Incredibly, until the ban there were people who would bring 4-year-olds here and pay the required $125 prix fixe for the little dickenses. ("Now, Cornelius, eat your chanterelles or no creme brulee! Cornelius, stop playing with your chard this minute!")
Not anymore -- and everybody wins. "No kid," said a server, "wants to sit for three hours." It's a great restaurant, by the way, and worth the splurge.
Also on the monorail (in fact, first in the other direction) is the Contemporary Resort, and the very good and very grownup California Grill. Sit at the large bar, enjoy the convivial bartenders, sip their martinis, trust their dinner recommendations and smile as other staff sweeps up under tables where kids (up way too late) left a mess.
If you go:
Walt Disney World tickets are available in a mind-numbing variety of options and packages, including dining plans.

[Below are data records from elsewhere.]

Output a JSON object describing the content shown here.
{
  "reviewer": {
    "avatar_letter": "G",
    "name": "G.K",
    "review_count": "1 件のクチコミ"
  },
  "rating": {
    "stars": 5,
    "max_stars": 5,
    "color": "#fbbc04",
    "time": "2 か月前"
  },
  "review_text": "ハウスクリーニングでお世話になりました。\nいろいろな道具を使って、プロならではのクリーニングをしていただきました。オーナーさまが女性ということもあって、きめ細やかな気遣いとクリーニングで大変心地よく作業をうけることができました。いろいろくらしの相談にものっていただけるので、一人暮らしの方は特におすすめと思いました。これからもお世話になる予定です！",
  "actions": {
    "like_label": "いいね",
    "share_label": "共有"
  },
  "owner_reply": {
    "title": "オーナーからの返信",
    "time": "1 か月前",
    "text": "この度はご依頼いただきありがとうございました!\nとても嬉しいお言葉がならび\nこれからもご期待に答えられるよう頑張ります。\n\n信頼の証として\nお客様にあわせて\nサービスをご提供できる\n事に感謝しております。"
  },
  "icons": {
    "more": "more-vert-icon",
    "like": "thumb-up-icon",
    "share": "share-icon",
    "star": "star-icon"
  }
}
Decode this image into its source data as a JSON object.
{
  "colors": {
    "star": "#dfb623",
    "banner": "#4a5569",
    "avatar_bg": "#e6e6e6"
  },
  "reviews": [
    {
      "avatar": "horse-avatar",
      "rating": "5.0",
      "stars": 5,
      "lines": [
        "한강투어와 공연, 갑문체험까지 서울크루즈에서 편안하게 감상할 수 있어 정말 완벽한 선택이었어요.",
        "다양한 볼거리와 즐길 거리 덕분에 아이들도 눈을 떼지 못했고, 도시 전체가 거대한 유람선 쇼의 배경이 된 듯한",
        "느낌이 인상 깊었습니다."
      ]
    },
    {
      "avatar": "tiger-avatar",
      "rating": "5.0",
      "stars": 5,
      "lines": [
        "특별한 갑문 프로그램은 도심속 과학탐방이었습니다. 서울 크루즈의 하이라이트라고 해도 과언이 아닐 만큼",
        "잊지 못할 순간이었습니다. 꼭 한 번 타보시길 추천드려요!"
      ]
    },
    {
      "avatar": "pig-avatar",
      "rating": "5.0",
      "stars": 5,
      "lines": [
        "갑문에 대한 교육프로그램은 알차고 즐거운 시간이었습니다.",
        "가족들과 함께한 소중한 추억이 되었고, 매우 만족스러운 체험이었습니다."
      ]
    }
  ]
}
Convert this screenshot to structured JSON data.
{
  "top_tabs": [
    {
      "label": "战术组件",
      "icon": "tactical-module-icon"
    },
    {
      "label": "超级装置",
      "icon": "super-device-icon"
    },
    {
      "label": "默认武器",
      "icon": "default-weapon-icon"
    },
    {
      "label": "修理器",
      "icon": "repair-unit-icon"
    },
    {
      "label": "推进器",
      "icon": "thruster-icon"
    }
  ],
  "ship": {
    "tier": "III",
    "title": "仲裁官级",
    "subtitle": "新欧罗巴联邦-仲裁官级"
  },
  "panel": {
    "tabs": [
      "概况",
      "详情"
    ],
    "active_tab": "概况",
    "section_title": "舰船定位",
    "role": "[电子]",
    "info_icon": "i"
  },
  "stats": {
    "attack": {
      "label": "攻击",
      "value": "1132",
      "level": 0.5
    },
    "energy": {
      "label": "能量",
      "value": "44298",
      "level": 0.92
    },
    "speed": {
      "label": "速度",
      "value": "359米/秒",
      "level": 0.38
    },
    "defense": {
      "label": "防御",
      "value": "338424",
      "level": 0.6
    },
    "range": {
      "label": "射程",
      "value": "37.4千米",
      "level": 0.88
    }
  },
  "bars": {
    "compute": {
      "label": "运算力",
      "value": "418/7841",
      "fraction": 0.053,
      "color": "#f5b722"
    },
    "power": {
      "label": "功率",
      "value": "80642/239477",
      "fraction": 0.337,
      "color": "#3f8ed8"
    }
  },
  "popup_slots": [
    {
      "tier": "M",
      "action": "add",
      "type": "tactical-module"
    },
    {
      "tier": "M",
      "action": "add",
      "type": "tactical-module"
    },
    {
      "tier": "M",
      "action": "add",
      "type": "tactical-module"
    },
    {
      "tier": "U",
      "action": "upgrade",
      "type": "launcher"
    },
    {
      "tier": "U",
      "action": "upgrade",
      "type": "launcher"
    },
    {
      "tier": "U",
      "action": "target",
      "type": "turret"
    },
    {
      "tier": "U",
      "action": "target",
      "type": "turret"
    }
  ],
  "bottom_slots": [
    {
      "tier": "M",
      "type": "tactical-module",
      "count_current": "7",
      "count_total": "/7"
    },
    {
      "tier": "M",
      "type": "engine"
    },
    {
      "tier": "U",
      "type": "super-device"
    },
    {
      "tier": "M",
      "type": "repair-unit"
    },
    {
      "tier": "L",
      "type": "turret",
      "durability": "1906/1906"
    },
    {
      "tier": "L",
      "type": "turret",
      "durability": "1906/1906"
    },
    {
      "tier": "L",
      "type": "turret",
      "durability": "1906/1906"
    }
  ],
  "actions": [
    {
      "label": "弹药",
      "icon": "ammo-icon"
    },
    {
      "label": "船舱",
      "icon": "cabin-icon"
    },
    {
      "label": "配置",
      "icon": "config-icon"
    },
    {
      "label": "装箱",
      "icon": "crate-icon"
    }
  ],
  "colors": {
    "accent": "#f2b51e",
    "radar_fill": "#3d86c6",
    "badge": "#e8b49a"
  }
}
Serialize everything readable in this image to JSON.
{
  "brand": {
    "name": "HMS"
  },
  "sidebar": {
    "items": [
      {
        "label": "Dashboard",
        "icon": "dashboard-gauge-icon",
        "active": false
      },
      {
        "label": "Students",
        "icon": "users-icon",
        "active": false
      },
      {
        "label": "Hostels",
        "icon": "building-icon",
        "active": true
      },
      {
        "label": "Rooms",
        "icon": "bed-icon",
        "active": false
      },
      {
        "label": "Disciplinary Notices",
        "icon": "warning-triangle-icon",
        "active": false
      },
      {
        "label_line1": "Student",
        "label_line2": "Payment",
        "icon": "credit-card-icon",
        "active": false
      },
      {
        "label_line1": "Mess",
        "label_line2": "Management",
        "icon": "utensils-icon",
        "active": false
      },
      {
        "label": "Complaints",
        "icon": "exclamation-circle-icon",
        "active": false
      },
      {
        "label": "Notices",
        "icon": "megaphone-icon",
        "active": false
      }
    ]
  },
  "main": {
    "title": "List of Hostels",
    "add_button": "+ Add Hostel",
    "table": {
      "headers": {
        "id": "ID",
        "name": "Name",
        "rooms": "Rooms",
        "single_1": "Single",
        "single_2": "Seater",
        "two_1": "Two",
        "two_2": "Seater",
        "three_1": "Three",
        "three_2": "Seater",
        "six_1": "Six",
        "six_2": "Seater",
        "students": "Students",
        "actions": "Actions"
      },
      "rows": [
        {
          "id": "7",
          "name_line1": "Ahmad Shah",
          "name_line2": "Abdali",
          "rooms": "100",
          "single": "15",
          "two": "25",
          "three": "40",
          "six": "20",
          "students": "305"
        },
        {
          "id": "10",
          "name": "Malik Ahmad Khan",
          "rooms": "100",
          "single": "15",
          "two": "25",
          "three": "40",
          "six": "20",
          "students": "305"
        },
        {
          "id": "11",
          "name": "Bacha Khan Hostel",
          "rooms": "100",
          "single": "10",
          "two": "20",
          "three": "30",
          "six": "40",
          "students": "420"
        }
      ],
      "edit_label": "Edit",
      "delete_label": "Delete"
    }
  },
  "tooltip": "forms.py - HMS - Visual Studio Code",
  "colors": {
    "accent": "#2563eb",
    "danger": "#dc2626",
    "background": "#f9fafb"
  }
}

The four theme parks -- the Magic Kingdom, Epcot, Animal Kingdom and Disney Hollywood Studios -- each require separate admission. So do water parks. "Park Hopper" tickets, allowing visits to more than one theme park per day at reduced total cost, are available; per-day costs drop somewhat with multiple-day tickets.
Base prices: Adult one-day, one-park ticket: $71; kids 3-9: $60.
Golf (18 holes): $149 (Palm and Buena Vista), $169 (Osprey Ridge, Magnolia). Guests at Disney resorts pay $10 less. Twilight rates for all guests, $79 and $89.
Kid-free lodgings: None. This is a family kind of place. Best chance for quiet might be at the Disney Vacation Club time-share properties, but don't count on it.